Enchaînant les reproches, il a décrit l'Ukraine comme une colonie américaine avec un "régime de marionnette". Il a également accusé Kiev d'avoir volé du gaz russe par le passé et déclaré que ce pays n'avait jamais eu de véritable tradition d'Etat.
L'OTAN est une menace directe pour la sécurité de la Russie, a répété le président russe. Ses centres établis en Ukraine équivalent à des bases militaires de l'alliance, a-t-il estimé.
Vladimir Poutine a encore affirmé que Kiev prévoyait de créer ses propres armes nucléaires.

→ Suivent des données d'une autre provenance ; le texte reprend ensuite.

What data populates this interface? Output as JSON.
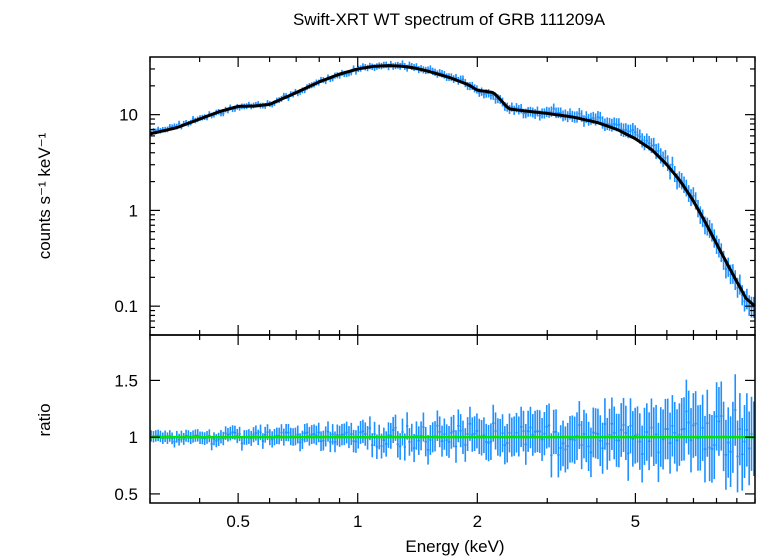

Et si le pays reçoit des armes de destruction massive, "la situation mondiale changera drastiquement", a-t-il assuré.
C'est en conclusion qu'il a annoncé son choix de reconnaître l'indépendance des "républiques" prorusses autoproclamées de l'est de l'Ukraine. "Je juge nécessaire de prendre cette décision qui était mûre depuis longtemps", a-t-il déclaré. La télévision russe a ensuite montré le chef de l'Etat en train de signer un décret en ce sens.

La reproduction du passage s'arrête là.